Proton Light will also use the stretched first stage, featuring only four main engines and four external fuel tanks plus a new Auxiliary Fuel Tank sitting atop the stage. The second stage for Proton Light is identical to the Medium variant.
The Briz-M upper stage and Proton’s four-meter fairing design will remain unchanged across the new family of Proton vehicles.
The full-sized Proton-M, at its current evolutionary stage, can lift 6,300 Kilograms into a standard Geostationary Transfer Orbit with 1,500m/s in delta-v (change in velocity) needed by the satellite to reach Geostationary Orbit.
Proton Medium will be able to lift five metric tons into a similar GTO while Proton Light is capable of delivering 3,600 Kilograms. For a direct injection into Geosynchronous Orbit, Proton Medium is looking at a performance of 2,200 Kilograms and Proton Light can deliver 1,450kg directly to GSO, vs. 3,300kg by Proton-M.
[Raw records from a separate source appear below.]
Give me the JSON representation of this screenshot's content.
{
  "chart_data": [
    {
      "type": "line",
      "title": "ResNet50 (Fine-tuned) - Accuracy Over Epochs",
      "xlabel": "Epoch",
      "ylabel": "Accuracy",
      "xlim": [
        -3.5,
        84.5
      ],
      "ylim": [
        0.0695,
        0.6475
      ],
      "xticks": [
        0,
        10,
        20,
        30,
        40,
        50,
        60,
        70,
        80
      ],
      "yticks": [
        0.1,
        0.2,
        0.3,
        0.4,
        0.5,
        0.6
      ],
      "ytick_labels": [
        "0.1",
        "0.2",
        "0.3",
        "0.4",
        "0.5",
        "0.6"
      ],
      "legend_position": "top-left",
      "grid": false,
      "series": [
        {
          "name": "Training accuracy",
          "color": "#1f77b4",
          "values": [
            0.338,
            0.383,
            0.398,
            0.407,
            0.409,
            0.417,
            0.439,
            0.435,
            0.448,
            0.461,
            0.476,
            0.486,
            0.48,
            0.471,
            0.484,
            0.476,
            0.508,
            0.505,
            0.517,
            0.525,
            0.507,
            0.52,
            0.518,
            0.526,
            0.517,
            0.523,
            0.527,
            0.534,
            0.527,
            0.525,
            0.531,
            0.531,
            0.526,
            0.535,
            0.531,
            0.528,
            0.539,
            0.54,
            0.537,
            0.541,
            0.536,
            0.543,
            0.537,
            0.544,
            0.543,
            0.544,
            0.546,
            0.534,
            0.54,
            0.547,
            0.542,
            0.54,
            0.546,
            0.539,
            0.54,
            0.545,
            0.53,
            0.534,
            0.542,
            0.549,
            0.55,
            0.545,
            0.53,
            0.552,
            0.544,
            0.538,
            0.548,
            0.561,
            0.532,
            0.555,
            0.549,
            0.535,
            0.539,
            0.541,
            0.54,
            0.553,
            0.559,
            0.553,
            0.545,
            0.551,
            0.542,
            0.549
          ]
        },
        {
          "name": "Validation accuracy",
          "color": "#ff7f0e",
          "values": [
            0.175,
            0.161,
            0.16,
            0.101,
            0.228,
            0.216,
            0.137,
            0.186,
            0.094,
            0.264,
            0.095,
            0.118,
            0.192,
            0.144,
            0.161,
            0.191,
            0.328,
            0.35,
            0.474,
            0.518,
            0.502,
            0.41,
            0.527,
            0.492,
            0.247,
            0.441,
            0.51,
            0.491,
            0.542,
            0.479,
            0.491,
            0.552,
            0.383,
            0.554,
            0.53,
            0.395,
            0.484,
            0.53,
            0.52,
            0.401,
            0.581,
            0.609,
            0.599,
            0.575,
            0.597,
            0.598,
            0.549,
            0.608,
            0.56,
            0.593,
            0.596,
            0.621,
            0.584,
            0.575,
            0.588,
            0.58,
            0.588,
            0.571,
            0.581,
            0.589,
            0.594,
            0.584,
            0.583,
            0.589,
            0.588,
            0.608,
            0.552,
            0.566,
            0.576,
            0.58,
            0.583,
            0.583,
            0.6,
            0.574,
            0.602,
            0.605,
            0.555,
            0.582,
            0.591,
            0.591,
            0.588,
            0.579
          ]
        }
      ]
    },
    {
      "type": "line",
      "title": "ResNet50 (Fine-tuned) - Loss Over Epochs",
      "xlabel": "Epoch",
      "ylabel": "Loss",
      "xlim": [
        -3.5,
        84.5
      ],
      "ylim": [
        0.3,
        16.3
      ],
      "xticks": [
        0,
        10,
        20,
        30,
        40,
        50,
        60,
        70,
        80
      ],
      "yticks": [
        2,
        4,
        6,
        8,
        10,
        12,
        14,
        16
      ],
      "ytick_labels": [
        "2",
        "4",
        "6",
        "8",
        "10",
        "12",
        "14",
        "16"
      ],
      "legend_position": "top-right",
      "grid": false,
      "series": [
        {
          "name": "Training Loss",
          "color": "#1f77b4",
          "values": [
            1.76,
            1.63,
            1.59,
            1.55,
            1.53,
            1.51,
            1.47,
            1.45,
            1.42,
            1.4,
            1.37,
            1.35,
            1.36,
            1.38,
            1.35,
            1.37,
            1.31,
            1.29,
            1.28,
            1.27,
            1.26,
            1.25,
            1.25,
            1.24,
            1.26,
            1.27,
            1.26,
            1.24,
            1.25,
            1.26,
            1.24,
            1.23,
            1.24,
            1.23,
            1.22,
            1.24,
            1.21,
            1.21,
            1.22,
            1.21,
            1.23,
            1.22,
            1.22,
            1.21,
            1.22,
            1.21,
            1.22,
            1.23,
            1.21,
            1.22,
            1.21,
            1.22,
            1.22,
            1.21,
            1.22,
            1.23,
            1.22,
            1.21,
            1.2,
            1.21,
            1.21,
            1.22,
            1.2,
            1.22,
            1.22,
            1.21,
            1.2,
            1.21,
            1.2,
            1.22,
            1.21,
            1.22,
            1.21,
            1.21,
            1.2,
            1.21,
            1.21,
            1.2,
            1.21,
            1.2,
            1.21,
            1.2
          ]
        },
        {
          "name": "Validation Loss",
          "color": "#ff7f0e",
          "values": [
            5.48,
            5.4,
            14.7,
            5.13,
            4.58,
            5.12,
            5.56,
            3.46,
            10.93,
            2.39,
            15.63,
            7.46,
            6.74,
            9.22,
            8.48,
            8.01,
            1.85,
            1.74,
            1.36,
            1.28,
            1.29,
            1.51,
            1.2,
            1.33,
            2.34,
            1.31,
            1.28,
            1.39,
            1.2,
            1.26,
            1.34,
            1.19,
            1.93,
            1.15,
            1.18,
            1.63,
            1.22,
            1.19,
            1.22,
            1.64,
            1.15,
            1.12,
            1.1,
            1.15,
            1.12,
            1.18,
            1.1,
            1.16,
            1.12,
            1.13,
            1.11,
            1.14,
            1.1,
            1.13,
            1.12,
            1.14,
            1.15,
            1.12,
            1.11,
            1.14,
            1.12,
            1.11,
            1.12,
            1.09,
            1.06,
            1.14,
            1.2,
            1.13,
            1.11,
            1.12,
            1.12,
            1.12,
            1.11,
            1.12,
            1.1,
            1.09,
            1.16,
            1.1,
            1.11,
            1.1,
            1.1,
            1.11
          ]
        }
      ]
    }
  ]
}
This places the Proton Medium and Light into a niche for efficient launches of satellites in the three- to five-metric ton range – a market dominantly occupied by the Ariane 5’s lower payload berth and the SpaceX Falcon 9 when flying in its recoverable configuration. Falling into this mass range are all-electric and hybrid satellites that use ion thrusters to slowly make their way into Geostationary Orbit, a design that has found a number of proponents across the commercial satellite industry in recent years.
Proton Medium and Light will launch from launch complex 81/24 at the Baikonur Cosmodrome and will require some changes to the ground infrastructure including a new transporter-erector system due to the smaller size of the vehicles. Proton-builder Khrunichev said the Proton Variants were being developed exclusively for operation by ILS as the Russian government currently has no plans for them and will continue using the established three-stage Proton design.
In a press release, ILS President Kirk Pysher notes that the Proton Variants were developed working closely with ILS customers to find beneficial launch solutions. “(…) Our customers have made it clear that they want the benefits of the heritage Proton Breeze M launch vehicle design but need the flexibility and cost benefits to align the vehicle’s performance to current spacecraft requirements,” said Pysher.
Leveraging existing manufacturing techniques and taking advantage of operational efficiencies, Khrunichev fully expects the cost savings to be transferred to the customer.
Development of the Proton Variants has been underway quietly for more than a year based on a design that had floated around for some time before that. The first press reports surfaced in June of this year after comments from Roscosmos head Igor Komarov.
ILS did not discuss the pricing of the new Proton variants, but earlier comments by Khrunichev representatives indicated the company was aiming for a ~25% reduction compared to the price for a full Proton-M. This would put the Proton Variants on-par with the SpaceX reusable Falcon 9 both in terms of performance and price.
While pursuing the development of the Proton Variants, ILS continues to market its workhorse, the three-stage Proton-M rocket. ILS noted Proton launch slots for 2017 are still available and the typical 18-month lead time from contract to launch could be reduced for payloads that have flown on Proton before – providing an option to operators in line for a launch on the SpaceX Falcon 9 that is currently in its second long-duration stand-down in under two years.
Proton itself is also in the midst of a pause in launch operations due to a close call on its most recent mission with the Intelsat 31 satellite in June. On that flight, one of the four second stage engines shut down prematurely, causing the three-stage Proton to underperform and counting on Briz-M to make up for the error. Briz-M was able to deliver the satellite to the intended orbit, but the cause of the engine problem is still under investigation.
Per the current plan, Proton-M will return to the launch pad around October/November to deliver a Russian government satellite to orbit followed by an ILS mission with the EchoStar-21 satellite around November 23.